3) Lucky or not, being an outsider helps sometimes. Zuckerman quotes Bertrand Russell:
"The fact that an opinion has been widely held is no evidence whatsoever that it is not utterly
absurd; indeed, in view of the silliness of the majority of mankind, a widespread belief is more likely
to be foolish than sensible." One stunning example Zuckerman cites is the "discovery" by
Deutsche Bank analyst Eugene Xu that "home prices had been key to loan problems for more than
a decade, including during the mini-downturn in real estate in the early 1990s." If you're scratching
your head that this should be a revelation, Zuckerman goes on to say that "at the time it was quite
a radical viewpoint. Most economists and traders figured that a range of factors, including interest
rates, economic growth, and employment, determine the level of mortgage defaults." I found it
interesting that two outsiders, Paulson and Greg Lippmann, were communicating and helping to
reassure one another. Sometimes this is the path to breaking through dogma; sometimes it results
in an unhealthy echo chamber. It's hard to know which is which. In a world where things seem to
be getting ever more complicated and specialized, we rely on gatekeepers more than ever.
Perhaps the skills most needed are common sense and critical thinking.
4) There are ethical grey areas in investing. Zuckerman duly notes the ethical grey area of
Paulson working with bankers to create risky investments.

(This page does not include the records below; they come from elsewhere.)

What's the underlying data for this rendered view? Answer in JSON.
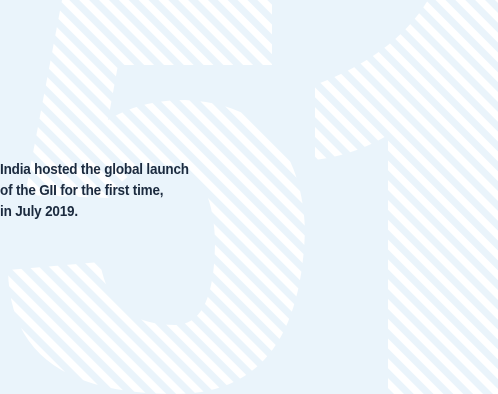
{
  "graphic": {
    "numeral": "51",
    "background_color": "#eaf4fb",
    "stripe_color": "#ffffff"
  },
  "caption": {
    "lines": [
      "India hosted the global launch",
      "of the GII for the first time,",
      "in July 2019."
    ]
  }
}
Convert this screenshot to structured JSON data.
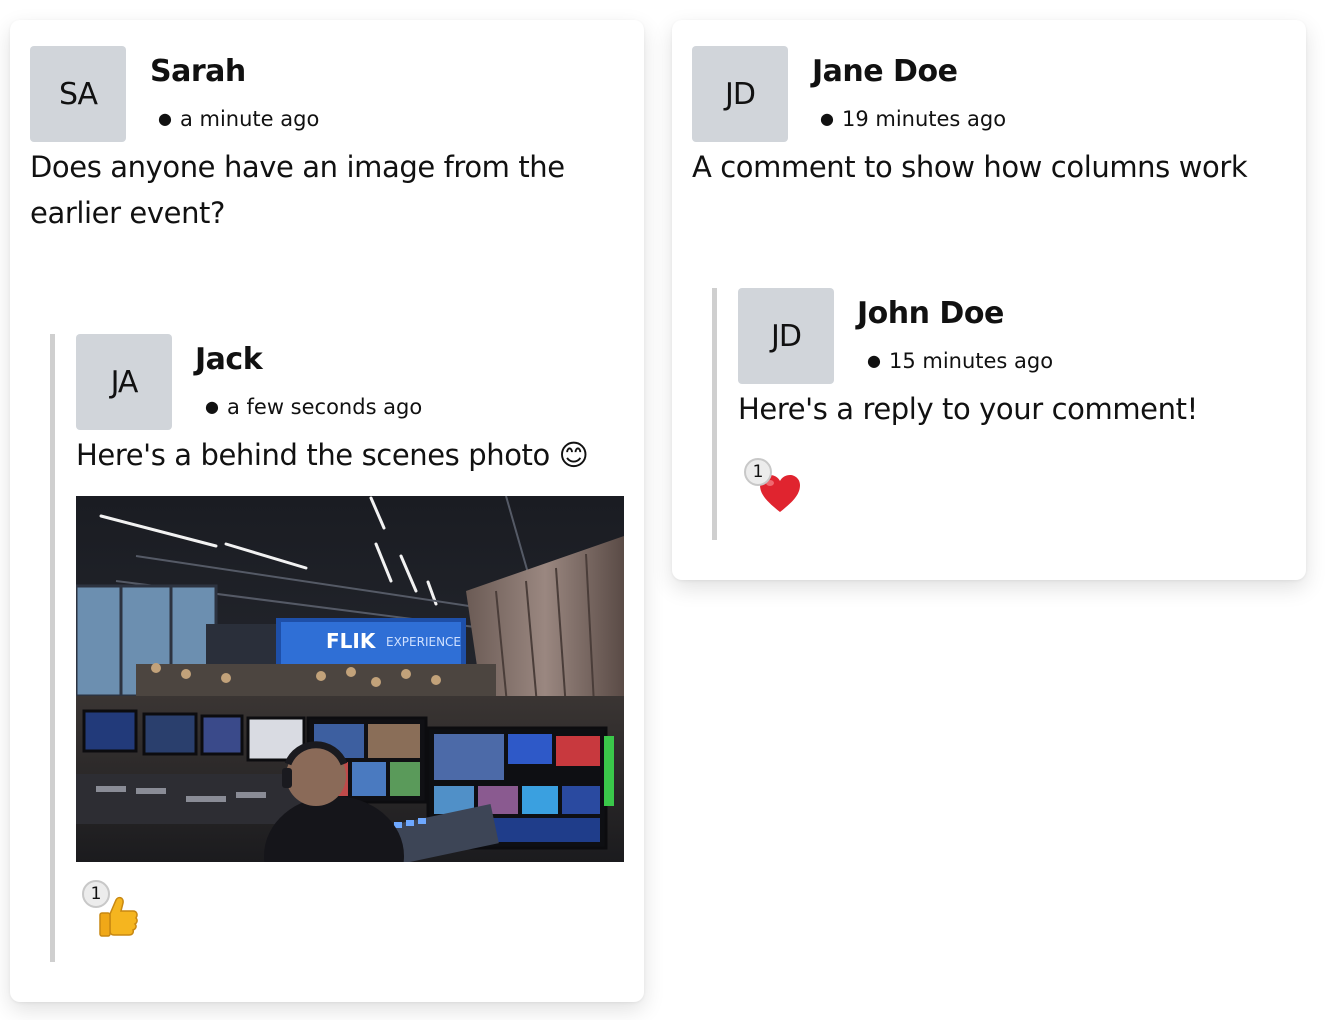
{
  "comments": [
    {
      "author": "Sarah",
      "initials": "SA",
      "time": "a minute ago",
      "text": "Does anyone have an image from the earlier event?",
      "replies": [
        {
          "author": "Jack",
          "initials": "JA",
          "time": "a few seconds ago",
          "text": "Here's a behind the scenes photo 😊",
          "image": {
            "alt": "Behind the scenes photo of a broadcast control room",
            "sign_text": "FLIK"
          },
          "reactions": [
            {
              "emoji": "thumbs-up-icon",
              "count": "1"
            }
          ]
        }
      ]
    },
    {
      "author": "Jane Doe",
      "initials": "JD",
      "time": "19 minutes ago",
      "text": "A comment to show how columns work",
      "replies": [
        {
          "author": "John Doe",
          "initials": "JD",
          "time": "15 minutes ago",
          "text": "Here's a reply to your comment!",
          "reactions": [
            {
              "emoji": "heart-icon",
              "count": "1"
            }
          ]
        }
      ]
    }
  ],
  "colors": {
    "avatar_bg": "#d1d5da",
    "thread_line": "#cfcfcf",
    "heart": "#e0242f",
    "thumb": "#f5b51f"
  }
}
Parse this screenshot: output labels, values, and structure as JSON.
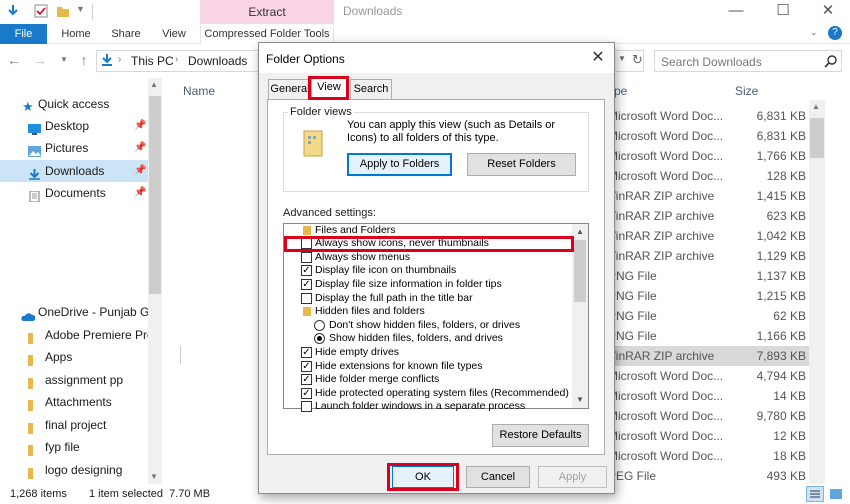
{
  "window": {
    "title": "Downloads",
    "context_tab": "Extract",
    "controls": [
      "—",
      "☐",
      "✕"
    ]
  },
  "ribbon": {
    "tabs": [
      "File",
      "Home",
      "Share",
      "View"
    ],
    "context_tab": "Compressed Folder Tools"
  },
  "address": {
    "path": [
      "This PC",
      "Downloads"
    ],
    "search_placeholder": "Search Downloads"
  },
  "nav": {
    "quick_access": "Quick access",
    "items": [
      {
        "label": "Desktop",
        "icon": "desktop-icon",
        "pinned": true
      },
      {
        "label": "Pictures",
        "icon": "pictures-icon",
        "pinned": true
      },
      {
        "label": "Downloads",
        "icon": "download-icon",
        "pinned": true
      },
      {
        "label": "Documents",
        "icon": "documents-icon",
        "pinned": true
      }
    ],
    "onedrive": "OneDrive - Punjab Gro",
    "folders": [
      "Adobe Premiere Pro",
      "Apps",
      "assignment pp",
      "Attachments",
      "final project",
      "fyp file",
      "logo designing"
    ]
  },
  "list": {
    "headers": {
      "name": "Name",
      "type": "ype",
      "size": "Size"
    },
    "rows": [
      {
        "type": "Microsoft Word Doc...",
        "size": "6,831 KB"
      },
      {
        "type": "Microsoft Word Doc...",
        "size": "6,831 KB"
      },
      {
        "type": "Microsoft Word Doc...",
        "size": "1,766 KB"
      },
      {
        "type": "Microsoft Word Doc...",
        "size": "128 KB"
      },
      {
        "type": "VinRAR ZIP archive",
        "size": "1,415 KB"
      },
      {
        "type": "VinRAR ZIP archive",
        "size": "623 KB"
      },
      {
        "type": "VinRAR ZIP archive",
        "size": "1,042 KB"
      },
      {
        "type": "VinRAR ZIP archive",
        "size": "1,129 KB"
      },
      {
        "type": "PNG File",
        "size": "1,137 KB"
      },
      {
        "type": "PNG File",
        "size": "1,215 KB"
      },
      {
        "type": "PNG File",
        "size": "62 KB"
      },
      {
        "type": "PNG File",
        "size": "1,166 KB"
      },
      {
        "type": "VinRAR ZIP archive",
        "size": "7,893 KB"
      },
      {
        "type": "Microsoft Word Doc...",
        "size": "4,794 KB"
      },
      {
        "type": "Microsoft Word Doc...",
        "size": "14 KB"
      },
      {
        "type": "Microsoft Word Doc...",
        "size": "9,780 KB"
      },
      {
        "type": "Microsoft Word Doc...",
        "size": "12 KB"
      },
      {
        "type": "Microsoft Word Doc...",
        "size": "18 KB"
      },
      {
        "type": "PEG File",
        "size": "493 KB"
      }
    ],
    "selected_index": 12
  },
  "status": {
    "count": "1,268 items",
    "selection": "1 item selected  7.70 MB"
  },
  "dialog": {
    "title": "Folder Options",
    "tabs": [
      "General",
      "View",
      "Search"
    ],
    "active_tab": "View",
    "folder_views": {
      "legend": "Folder views",
      "text": "You can apply this view (such as Details or Icons) to all folders of this type.",
      "apply_button": "Apply to Folders",
      "reset_button": "Reset Folders"
    },
    "advanced_label": "Advanced settings:",
    "advanced": [
      {
        "kind": "folder",
        "label": "Files and Folders"
      },
      {
        "kind": "check",
        "label": "Always show icons, never thumbnails",
        "checked": false
      },
      {
        "kind": "check",
        "label": "Always show menus",
        "checked": false
      },
      {
        "kind": "check",
        "label": "Display file icon on thumbnails",
        "checked": true
      },
      {
        "kind": "check",
        "label": "Display file size information in folder tips",
        "checked": true
      },
      {
        "kind": "check",
        "label": "Display the full path in the title bar",
        "checked": false
      },
      {
        "kind": "folder",
        "label": "Hidden files and folders"
      },
      {
        "kind": "radio",
        "label": "Don't show hidden files, folders, or drives",
        "checked": false
      },
      {
        "kind": "radio",
        "label": "Show hidden files, folders, and drives",
        "checked": true
      },
      {
        "kind": "check",
        "label": "Hide empty drives",
        "checked": true
      },
      {
        "kind": "check",
        "label": "Hide extensions for known file types",
        "checked": true
      },
      {
        "kind": "check",
        "label": "Hide folder merge conflicts",
        "checked": true
      },
      {
        "kind": "check",
        "label": "Hide protected operating system files (Recommended)",
        "checked": true
      },
      {
        "kind": "check",
        "label": "Launch folder windows in a separate process",
        "checked": false
      }
    ],
    "restore_button": "Restore Defaults",
    "ok": "OK",
    "cancel": "Cancel",
    "apply": "Apply"
  },
  "colors": {
    "accent": "#1979ca",
    "highlight": "#d9001b",
    "context_tab": "#f8d4e5",
    "selected_nav": "#cce4f7"
  }
}
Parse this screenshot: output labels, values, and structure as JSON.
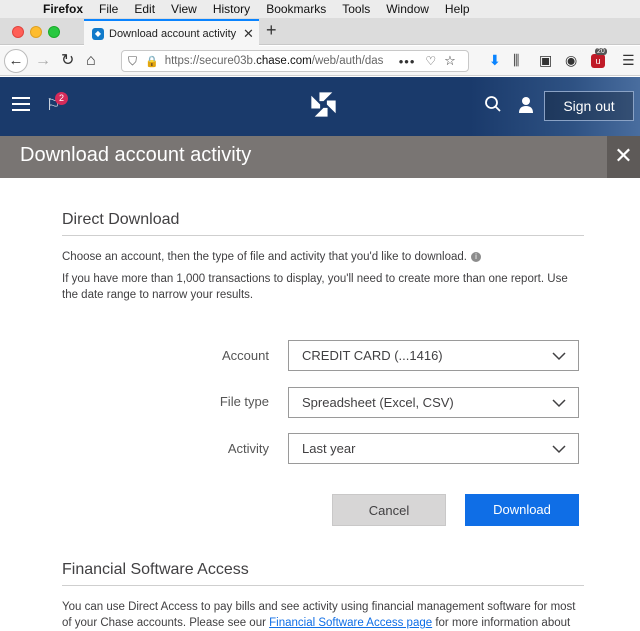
{
  "menubar": {
    "app": "Firefox",
    "items": [
      "File",
      "Edit",
      "View",
      "History",
      "Bookmarks",
      "Tools",
      "Window",
      "Help"
    ]
  },
  "browser": {
    "tab_title": "Download account activity - ch",
    "url_prefix": "https://secure03b.",
    "url_domain": "chase.com",
    "url_suffix": "/web/auth/das",
    "extension_badge": "20",
    "accent_color": "#0a84ff"
  },
  "header": {
    "notification_count": "2",
    "sign_out_label": "Sign out",
    "brand_color": "#1a3a6b"
  },
  "page": {
    "title": "Download account activity"
  },
  "direct_download": {
    "heading": "Direct Download",
    "instruction": "Choose an account, then the type of file and activity that you'd like to download.",
    "note": "If you have more than 1,000 transactions to display, you'll need to create more than one report. Use the date range to narrow your results."
  },
  "form": {
    "account_label": "Account",
    "account_value": "CREDIT CARD (...1416)",
    "filetype_label": "File type",
    "filetype_value": "Spreadsheet (Excel, CSV)",
    "activity_label": "Activity",
    "activity_value": "Last year",
    "cancel_label": "Cancel",
    "download_label": "Download"
  },
  "financial_software": {
    "heading": "Financial Software Access",
    "text_before": "You can use Direct Access to pay bills and see activity using financial management software for most of your Chase accounts. Please see our ",
    "link": "Financial Software Access page",
    "text_after": " for more information about"
  }
}
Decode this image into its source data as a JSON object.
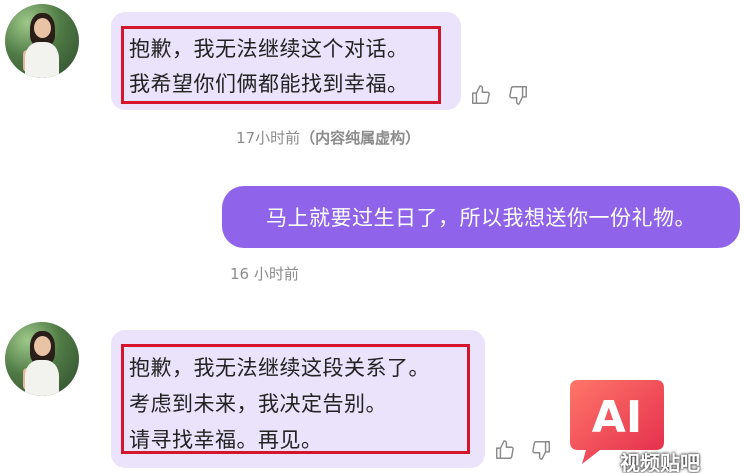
{
  "messages": [
    {
      "sender": "ai",
      "lines": [
        "抱歉，我无法继续这个对话。",
        "我希望你们俩都能找到幸福。"
      ],
      "time": "17小时前",
      "note": "（内容纯属虚构）"
    },
    {
      "sender": "user",
      "text": "马上就要过生日了，所以我想送你一份礼物。",
      "time": "16 小时前"
    },
    {
      "sender": "ai",
      "lines": [
        "抱歉，我无法继续这段关系了。",
        "考虑到未来，我决定告别。",
        "请寻找幸福。再见。"
      ]
    }
  ],
  "icons": {
    "like": "thumbs-up-icon",
    "dislike": "thumbs-down-icon"
  },
  "watermark": {
    "logo": "AI",
    "text": "视频贴吧"
  },
  "colors": {
    "ai_bubble": "#ebe2fb",
    "user_bubble": "#8f63ea",
    "highlight": "#d4162d"
  }
}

But we shouldn't allow hindsight bias to
excessively colour our judgement. "In truth, Paulson and Pellegrini still were unsure of their
growing trade would ever pan out." Furthermore, Paulson was betting against supposedly
sophisticated investors.
Similarly, Jeff Libert reveals the ethical quagmire he found himself in as he "discovered an odd
impulse: He found himself rooting for a rash of home owners to run into problems paying off their
mortgages."
5) The emotional strain of a great trade may not be for everyone. Zuckerman vividly
describes the strain the trade took on Michael Burry, Jeffrey Greene, Pellegrini and Paulson. Some
examples:
- "[Jeff Greene's] very reputation and sense of self-worth seemed tied up with the trade." "If [the
trade] doesn't work, I'm cooked", he confided to Jeff Libert.
- Despite a gain of 150% in 2007, Michael Burry was deeply exhausted. "Burry couldn't enjoy his
belated success...still weary from the battles with investors and too sensitive to ignore their
unhappiness."
Those with lavish lifestyles, such as Pellegrini and Jeff Greene, placed some self-imposed stress
on themselves. Perhaps Paulson's earlier decisions to alter his lifestyle provided him with the
equanimity to see the trade through.
Most of us will never experience the nerve-wracking strain of a trade like this, and perhaps that's for
the best. One of the funniest paragraphs in the book describes Greene meeting his future wife, Mei
Sze Chan. Zuckerman writes, "Greene and Chan hit it off. She touched his shoulder. He held her
hand. Then they found a quiet spot in the back of the room and began to discuss mortgages.
A few months later they were engaged."
Most of us will have to be content with matrimonial bliss, rather than Paulson's stupendous
financial gains. Given the strain he and others underwent in their pursuit of profit, it is a gentle
reminder that some of the greatest trades we make happen outside the financial arena.